Herbie continued struggling and protesting loudly as the policeman dragged him towards the door and outside. "No, sir, you've got it wrong! I was never watching in the bushes. He made that up. He's trying to …" and Herbie's voice trailed off, echoing in the breezeway, now totally drowned out by the constantly increasing party sounds all around, as the policeman made his way down the stairs, tugging Herbie along beside him. All sounds from them finally died away, and a sense of peace and calm began stealing over the young women. Their racing hearts could rest and relax. Normal life could begin again. At last.

Ramona turned to the quiet man who had watched the proceedings. What a reassuring contrast he made to the awful man who had just left. Quiet, dignified, clean-cut and definitely clean! "Oh sir, thank you so much for calling for help for us! I don't know what we would have done. I was truly terrified of that man – so erratic, so irrational!" So foul-smelling, thought Becky. She spoke up too. "Yes, thank you for your help. Rarely have I ever been so concerned about what to do. You came at just the right time!"

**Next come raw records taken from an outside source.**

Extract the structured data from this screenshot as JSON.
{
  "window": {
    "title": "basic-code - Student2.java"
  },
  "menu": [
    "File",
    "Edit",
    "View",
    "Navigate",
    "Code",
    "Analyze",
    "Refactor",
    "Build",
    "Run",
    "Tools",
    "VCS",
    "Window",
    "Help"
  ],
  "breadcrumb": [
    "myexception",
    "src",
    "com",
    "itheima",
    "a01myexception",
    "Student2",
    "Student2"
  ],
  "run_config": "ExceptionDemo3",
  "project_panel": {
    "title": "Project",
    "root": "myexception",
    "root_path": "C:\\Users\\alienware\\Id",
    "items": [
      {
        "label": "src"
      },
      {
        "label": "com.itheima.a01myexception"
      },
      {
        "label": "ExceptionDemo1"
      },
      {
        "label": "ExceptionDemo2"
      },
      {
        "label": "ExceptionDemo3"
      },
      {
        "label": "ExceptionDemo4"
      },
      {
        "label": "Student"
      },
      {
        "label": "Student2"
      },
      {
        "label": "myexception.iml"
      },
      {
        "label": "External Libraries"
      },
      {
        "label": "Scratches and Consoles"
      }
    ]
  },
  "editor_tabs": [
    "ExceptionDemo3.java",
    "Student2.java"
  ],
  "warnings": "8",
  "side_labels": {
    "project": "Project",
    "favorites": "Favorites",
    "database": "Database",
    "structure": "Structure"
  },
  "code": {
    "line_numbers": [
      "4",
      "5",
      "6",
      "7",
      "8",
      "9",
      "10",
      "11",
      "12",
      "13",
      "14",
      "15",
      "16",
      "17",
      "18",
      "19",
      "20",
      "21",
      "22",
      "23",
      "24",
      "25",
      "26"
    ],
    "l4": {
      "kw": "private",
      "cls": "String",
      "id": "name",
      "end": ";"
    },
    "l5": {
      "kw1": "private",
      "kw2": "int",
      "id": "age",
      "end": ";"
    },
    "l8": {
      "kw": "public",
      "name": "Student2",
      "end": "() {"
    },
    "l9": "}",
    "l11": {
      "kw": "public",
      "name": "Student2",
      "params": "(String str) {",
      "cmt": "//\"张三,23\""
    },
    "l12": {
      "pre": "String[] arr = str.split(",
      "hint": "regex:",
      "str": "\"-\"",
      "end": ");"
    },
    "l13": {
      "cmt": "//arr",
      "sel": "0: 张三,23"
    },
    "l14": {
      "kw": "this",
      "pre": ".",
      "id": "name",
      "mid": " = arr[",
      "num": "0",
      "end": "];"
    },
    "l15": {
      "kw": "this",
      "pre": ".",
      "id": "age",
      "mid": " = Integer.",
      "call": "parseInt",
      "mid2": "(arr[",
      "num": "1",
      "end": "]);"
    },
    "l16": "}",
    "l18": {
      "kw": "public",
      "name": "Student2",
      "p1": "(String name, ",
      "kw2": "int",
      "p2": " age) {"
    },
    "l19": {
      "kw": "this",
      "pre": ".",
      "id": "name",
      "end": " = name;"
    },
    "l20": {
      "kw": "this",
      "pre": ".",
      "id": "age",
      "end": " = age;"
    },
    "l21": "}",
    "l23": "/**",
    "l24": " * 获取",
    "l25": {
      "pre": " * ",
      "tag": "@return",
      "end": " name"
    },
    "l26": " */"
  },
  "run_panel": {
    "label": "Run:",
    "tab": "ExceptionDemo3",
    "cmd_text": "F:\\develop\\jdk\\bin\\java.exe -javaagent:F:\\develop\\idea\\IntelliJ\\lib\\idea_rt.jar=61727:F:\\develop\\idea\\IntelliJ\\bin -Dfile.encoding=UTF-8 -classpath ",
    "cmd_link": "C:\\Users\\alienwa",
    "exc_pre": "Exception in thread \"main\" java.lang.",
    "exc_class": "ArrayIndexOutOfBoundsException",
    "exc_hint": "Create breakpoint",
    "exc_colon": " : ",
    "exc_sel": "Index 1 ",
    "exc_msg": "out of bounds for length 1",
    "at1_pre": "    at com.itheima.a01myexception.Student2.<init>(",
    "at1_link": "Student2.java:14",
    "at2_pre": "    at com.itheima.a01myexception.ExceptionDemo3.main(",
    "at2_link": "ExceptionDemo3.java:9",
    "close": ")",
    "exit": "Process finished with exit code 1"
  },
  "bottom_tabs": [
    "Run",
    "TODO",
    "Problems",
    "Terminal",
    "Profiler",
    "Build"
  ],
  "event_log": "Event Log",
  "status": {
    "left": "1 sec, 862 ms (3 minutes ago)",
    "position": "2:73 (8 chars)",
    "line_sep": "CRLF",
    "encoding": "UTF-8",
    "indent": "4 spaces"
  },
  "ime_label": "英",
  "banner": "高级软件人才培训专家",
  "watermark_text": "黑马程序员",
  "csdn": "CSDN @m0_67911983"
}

The man smiled in a friendly way, then turned his back to them and closed the door. He paused for a moment as they watched him curiously, then he locked the deadbolt and pocketed Ramona's key. As he turned back around he smiled suggestively and said, "Just at the right time – that's exactly what I thought too." Becky's smile faltered as he went on. "I like that: 'Just at the right time.' Now that those guys are gone and out of the way, we have the whole evening to ourselves – no interruptions, no intrusions – just our very own party."

With dawning horror, Becky saw the end of a rope emerging from his pocket; at last she recognized his features, the voice on the phone, the voice from the bus, the voice that nightmares are made of. She covered her face with her hands, before falling face downward onto the couch, and with complete abandon, completely undone, she began to scream.